Big data, the large-scale collection and analysis of data, has become ubiquitous in the modern, digital society. Within the big data landscape, graphs are widely used to study collections of entities and the complex relationships that connect them. The analysis of graphs has applications in social networks, logistics, finance, bioinformatics, and many other domains.
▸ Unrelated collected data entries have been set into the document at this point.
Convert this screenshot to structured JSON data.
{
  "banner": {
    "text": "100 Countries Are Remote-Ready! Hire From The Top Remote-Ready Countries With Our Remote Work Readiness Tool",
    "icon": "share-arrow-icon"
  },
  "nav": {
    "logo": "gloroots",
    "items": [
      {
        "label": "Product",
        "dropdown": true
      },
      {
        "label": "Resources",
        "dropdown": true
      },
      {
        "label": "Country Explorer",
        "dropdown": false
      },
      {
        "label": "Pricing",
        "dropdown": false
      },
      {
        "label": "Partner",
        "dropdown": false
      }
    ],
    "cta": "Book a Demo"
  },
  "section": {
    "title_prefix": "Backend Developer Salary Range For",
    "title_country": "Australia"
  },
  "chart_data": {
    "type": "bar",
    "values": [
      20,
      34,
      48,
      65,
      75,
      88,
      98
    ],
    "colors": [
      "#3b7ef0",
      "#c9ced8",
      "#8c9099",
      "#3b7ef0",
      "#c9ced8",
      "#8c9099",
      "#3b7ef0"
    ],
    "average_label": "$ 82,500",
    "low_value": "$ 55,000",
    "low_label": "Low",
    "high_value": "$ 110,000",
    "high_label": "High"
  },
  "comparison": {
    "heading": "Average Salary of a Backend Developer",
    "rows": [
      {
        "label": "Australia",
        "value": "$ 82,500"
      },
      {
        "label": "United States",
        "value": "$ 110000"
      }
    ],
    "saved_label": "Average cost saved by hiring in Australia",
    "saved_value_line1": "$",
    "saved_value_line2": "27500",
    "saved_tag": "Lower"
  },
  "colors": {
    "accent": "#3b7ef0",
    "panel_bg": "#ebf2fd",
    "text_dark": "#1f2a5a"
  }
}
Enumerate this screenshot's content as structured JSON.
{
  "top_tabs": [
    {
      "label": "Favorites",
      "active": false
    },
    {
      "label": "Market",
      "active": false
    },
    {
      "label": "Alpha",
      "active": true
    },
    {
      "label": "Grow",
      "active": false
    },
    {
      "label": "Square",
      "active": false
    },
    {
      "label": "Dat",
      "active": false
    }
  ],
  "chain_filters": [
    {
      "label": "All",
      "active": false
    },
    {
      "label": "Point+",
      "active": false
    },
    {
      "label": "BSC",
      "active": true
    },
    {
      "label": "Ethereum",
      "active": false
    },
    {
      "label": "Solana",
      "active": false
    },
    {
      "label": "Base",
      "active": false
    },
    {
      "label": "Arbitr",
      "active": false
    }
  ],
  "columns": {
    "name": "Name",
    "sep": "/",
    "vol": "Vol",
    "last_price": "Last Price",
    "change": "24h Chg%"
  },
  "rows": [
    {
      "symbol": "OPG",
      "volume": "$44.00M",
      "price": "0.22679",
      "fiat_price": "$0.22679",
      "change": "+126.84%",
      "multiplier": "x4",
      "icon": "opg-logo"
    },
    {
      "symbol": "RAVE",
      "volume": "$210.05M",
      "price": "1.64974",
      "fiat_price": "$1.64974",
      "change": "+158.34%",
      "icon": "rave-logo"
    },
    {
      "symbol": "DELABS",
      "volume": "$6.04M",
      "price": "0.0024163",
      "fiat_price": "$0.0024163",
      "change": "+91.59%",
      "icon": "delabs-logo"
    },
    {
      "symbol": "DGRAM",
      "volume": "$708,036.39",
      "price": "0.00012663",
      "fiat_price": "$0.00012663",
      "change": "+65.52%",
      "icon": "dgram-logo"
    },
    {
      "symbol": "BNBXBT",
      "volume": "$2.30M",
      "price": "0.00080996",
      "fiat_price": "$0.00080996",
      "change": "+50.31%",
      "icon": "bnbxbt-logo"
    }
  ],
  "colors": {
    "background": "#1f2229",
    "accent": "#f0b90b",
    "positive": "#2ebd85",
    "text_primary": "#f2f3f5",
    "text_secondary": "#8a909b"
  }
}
With the rapidly increasing amounts of data being collected, analyzing large-scale graphs has become a necessity. To address this need, many dedicated graph analysis frameworks have been developed in recent years. However, their performance is poorly understood. In this thesis, our goal is to improve insight into the performance of graph analysis frameworks. We design the Graphalytics ecosystem, a set of complementary systems for understanding the performance of graph analysis frameworks, with a focus on two key components. First, we design, implement, and evaluate Graphalytics, a comprehensive benchmark for graph analysis frameworks that facilitates the comparison of performance between these frameworks. Second, we design, implement, and evaluate Grade10, a system for automated, in-depth performance analysis of graph analysis frameworks. Through experimental evaluation of the Graphalytics ecosystem, we gain insight into the performance of six modern graph analysis frameworks.